Todos sabemos que Papa Noel no existió o bien que a partir de cierto Obispo generoso se cultivó una gran fantasía, o que es un gnomo…que los simbolismos…que la comida…y que Jesús es apenas una pequeña estatuita entre otras que decoran la chimenea.
Hasta ahí nuestro bien centrados argumentos.
Para algunos es muy simple decir “no tengo nada que festejar” y listo. Pero, al vivir en un país culturalmente católico como toda América Latina, donde la Navidad tiene una connotación un poco más amplia que en otros lugares donde he podido estar, me he puesto a pensar porque no reverdecer o bien revalorizar la navidad sin negarla.

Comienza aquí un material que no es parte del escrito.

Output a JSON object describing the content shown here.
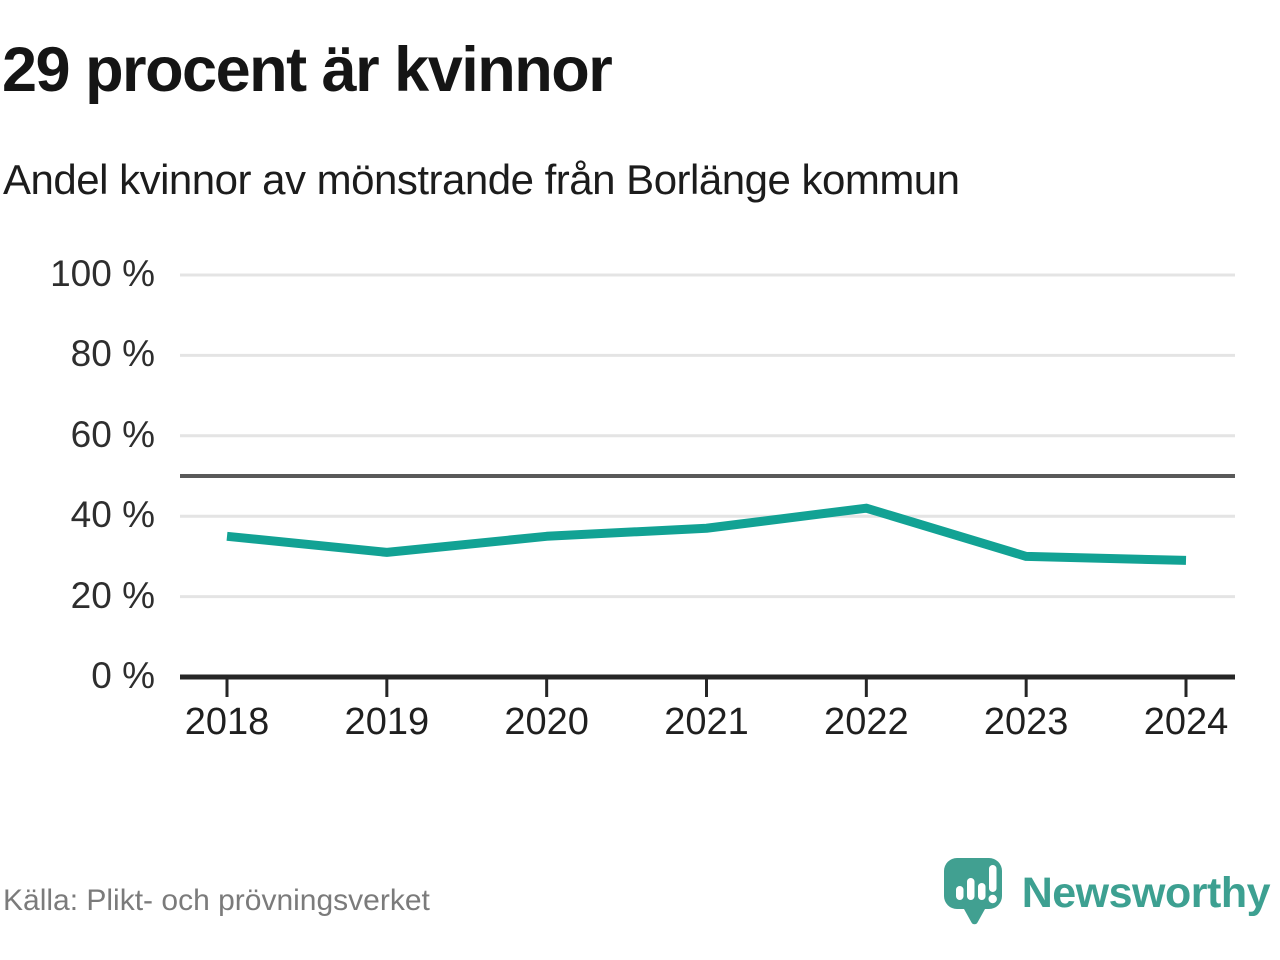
{
  "header": {
    "title": "29 procent är kvinnor",
    "subtitle": "Andel kvinnor av mönstrande från Borlänge kommun"
  },
  "chart_data": {
    "type": "line",
    "x": [
      2018,
      2019,
      2020,
      2021,
      2022,
      2023,
      2024
    ],
    "series": [
      {
        "name": "Andel kvinnor av mönstrande",
        "values": [
          35,
          31,
          35,
          37,
          42,
          30,
          29
        ]
      }
    ],
    "unit": "%",
    "ylim": [
      0,
      100
    ],
    "yticks": [
      0,
      20,
      40,
      60,
      80,
      100
    ],
    "ytick_labels": [
      "0 %",
      "20 %",
      "40 %",
      "60 %",
      "80 %",
      "100 %"
    ],
    "xtick_labels": [
      "2018",
      "2019",
      "2020",
      "2021",
      "2022",
      "2023",
      "2024"
    ],
    "reference_line": 50,
    "grid": true,
    "legend": "none",
    "line_color": "#12a294",
    "gridline_color": "#e4e4e4",
    "reference_line_color": "#595959",
    "axis_color": "#262626"
  },
  "footer": {
    "source": "Källa: Plikt- och prövningsverket",
    "brand": "Newsworthy",
    "brand_color": "#3da091",
    "logo_bubble_color": "#41a091"
  },
  "icons": {
    "logo": "newsworthy-speech-bubble-chart-icon"
  }
}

Escuche decir alguna vez, “no será la fecha, pero conmemoramos el acontecimiento”. Eso es darle un verdadero sentido cristiano a la navidad. Recordar el nacimiento del salvador del mundo. Aquí lo que importa no es la certeza de una fecha, sino que un día, recordemos ese nacimiento traumático. Ese parto, sin anestesia, sin partera, ni asepsia, prácticamente a escondidas.
Esta fecha, es una oportunidad para recordarle al mundo que un salvador vino a morir por los pecados del mundo. Nunca como en otra fecha, multitud de personas tomarán la decisión más importante de sus vidas, de arrepentirse de sus pecados y entregar sus vidas a Jesucristo, eso sucederá estos días, en muchas iglesias evangélicas que abandonaran la rigidez, en pos de los perdidos.